La otra versión es tan macabra como la anterior. Luisito sería un hijo extramatrimonial de Luis Stoppel con una criada. Dicha mujer habría fallecido trágicamente, mientras Luisito siguió cumpliendo tareas de servidumbre y viviendo en el sótano hasta que desaparecerá sorpresivamente. ¿Lo mataron? ¿Se suicidó?

Lo cierto es que según la leyenda el alma en pena de Luisito sigue surcando la mansión.

El Museo Carlos Alonso

Tras aquella clausura de 1977 la mansión solo será ocupada como depósito de materiales, instrumentos musicales y muebles en desuso. Afortunadamente la gestión cultural mendocina recuperó un espacio para un museo provincial que lleva el justo nombre del distinguidísimo pintor mendocino y reconocido mundialmente: Carlos Alonso.

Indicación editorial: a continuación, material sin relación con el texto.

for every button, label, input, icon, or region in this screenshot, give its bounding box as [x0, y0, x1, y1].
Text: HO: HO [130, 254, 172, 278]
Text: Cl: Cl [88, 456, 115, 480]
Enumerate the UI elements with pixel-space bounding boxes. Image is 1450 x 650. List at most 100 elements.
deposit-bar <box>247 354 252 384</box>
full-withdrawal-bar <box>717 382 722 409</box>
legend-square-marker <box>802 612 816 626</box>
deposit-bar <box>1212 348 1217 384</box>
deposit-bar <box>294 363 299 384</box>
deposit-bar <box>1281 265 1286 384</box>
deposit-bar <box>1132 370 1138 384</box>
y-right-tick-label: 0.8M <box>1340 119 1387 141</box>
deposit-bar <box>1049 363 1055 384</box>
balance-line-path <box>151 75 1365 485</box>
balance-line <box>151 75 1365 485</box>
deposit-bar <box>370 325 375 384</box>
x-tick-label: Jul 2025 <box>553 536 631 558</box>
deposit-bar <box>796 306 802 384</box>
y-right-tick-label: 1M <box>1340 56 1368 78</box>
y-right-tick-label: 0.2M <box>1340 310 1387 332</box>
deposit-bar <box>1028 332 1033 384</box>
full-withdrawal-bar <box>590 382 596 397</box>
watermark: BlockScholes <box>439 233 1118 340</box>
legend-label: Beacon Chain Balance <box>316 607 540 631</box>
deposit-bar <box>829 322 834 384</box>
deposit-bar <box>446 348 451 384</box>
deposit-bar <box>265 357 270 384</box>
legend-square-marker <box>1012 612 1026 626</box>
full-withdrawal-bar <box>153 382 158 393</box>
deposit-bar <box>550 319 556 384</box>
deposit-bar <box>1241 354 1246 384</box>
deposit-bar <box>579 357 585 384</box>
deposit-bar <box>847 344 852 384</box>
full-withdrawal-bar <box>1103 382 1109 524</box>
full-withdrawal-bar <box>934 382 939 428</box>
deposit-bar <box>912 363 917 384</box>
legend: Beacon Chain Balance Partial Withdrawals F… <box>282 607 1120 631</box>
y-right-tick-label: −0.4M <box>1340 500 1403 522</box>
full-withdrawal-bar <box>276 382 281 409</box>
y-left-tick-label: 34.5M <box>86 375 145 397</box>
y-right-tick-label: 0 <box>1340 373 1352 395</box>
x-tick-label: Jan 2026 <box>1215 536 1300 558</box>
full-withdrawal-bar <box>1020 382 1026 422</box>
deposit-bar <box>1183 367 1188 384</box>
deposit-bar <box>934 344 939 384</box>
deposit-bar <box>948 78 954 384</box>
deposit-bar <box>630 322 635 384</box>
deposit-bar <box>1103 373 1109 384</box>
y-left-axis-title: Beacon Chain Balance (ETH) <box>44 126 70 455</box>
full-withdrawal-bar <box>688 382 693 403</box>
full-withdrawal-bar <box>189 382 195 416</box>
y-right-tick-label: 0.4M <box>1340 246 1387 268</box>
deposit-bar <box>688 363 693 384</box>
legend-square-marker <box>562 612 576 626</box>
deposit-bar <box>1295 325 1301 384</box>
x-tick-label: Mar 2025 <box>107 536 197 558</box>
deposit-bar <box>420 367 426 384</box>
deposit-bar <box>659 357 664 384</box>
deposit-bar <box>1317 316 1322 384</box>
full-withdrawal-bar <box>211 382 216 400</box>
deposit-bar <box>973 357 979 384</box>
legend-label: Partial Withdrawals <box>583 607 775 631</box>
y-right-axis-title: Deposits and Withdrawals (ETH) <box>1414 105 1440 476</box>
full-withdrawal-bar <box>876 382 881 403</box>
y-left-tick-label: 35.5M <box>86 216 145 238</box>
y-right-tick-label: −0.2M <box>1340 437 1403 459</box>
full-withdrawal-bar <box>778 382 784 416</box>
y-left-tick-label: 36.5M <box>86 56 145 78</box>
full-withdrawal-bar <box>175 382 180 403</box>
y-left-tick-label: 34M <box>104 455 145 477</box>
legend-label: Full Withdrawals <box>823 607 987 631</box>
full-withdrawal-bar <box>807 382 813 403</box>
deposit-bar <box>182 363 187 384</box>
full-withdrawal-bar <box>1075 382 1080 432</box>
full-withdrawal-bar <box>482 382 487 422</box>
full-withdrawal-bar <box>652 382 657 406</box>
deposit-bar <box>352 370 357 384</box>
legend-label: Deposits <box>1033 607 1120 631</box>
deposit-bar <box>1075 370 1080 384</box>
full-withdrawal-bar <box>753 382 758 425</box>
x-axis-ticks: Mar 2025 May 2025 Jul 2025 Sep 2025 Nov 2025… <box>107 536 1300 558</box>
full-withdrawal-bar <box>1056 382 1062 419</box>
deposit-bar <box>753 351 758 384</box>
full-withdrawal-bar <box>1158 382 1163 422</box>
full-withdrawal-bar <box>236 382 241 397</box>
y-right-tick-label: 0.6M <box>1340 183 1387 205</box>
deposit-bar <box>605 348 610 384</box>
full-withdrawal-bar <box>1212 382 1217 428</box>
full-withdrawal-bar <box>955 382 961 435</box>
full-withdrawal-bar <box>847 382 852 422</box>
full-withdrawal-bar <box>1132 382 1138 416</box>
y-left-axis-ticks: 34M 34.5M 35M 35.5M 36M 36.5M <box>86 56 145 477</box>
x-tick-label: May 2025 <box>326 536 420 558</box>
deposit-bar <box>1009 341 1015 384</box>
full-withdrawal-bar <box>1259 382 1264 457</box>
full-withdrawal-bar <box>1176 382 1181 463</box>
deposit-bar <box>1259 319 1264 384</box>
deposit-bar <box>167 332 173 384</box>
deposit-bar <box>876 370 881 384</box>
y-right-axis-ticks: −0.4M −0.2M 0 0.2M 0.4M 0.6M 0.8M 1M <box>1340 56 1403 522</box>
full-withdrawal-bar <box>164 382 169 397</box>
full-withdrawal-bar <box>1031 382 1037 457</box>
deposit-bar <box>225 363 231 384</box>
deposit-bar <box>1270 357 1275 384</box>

Las luces se apagan misteriosamente, los susurros y silbidos nacen de la nada, los cuadros se mueven, las maderas crujen, las puertas se abren solas, el llanto se escucha desde lejos y miles de comentarios de vecinos hacen que Luisito siga tan presente como siempre en la cultura popular, constituyendo una parte innegablemente del sistema de creencias mendocinas. Se lo había dicho Reinaldo al contratista de la empresa. Reinaldo, el que nunca le hace cara fiera a nadie. Reinaldo, el que no miente: “Ahí pasan cosas raras”.

La historia, la cultura y las leyendas urbanas están vivas en Mendoza. Están esperando en el “Museo Carlos Alonso” de la Mansión Stoppel – Emilio Civit 348 de la Ciudad de Mendoza. No temas. Luisito es un aliado de los que ponderan el arte y nunca olvidan.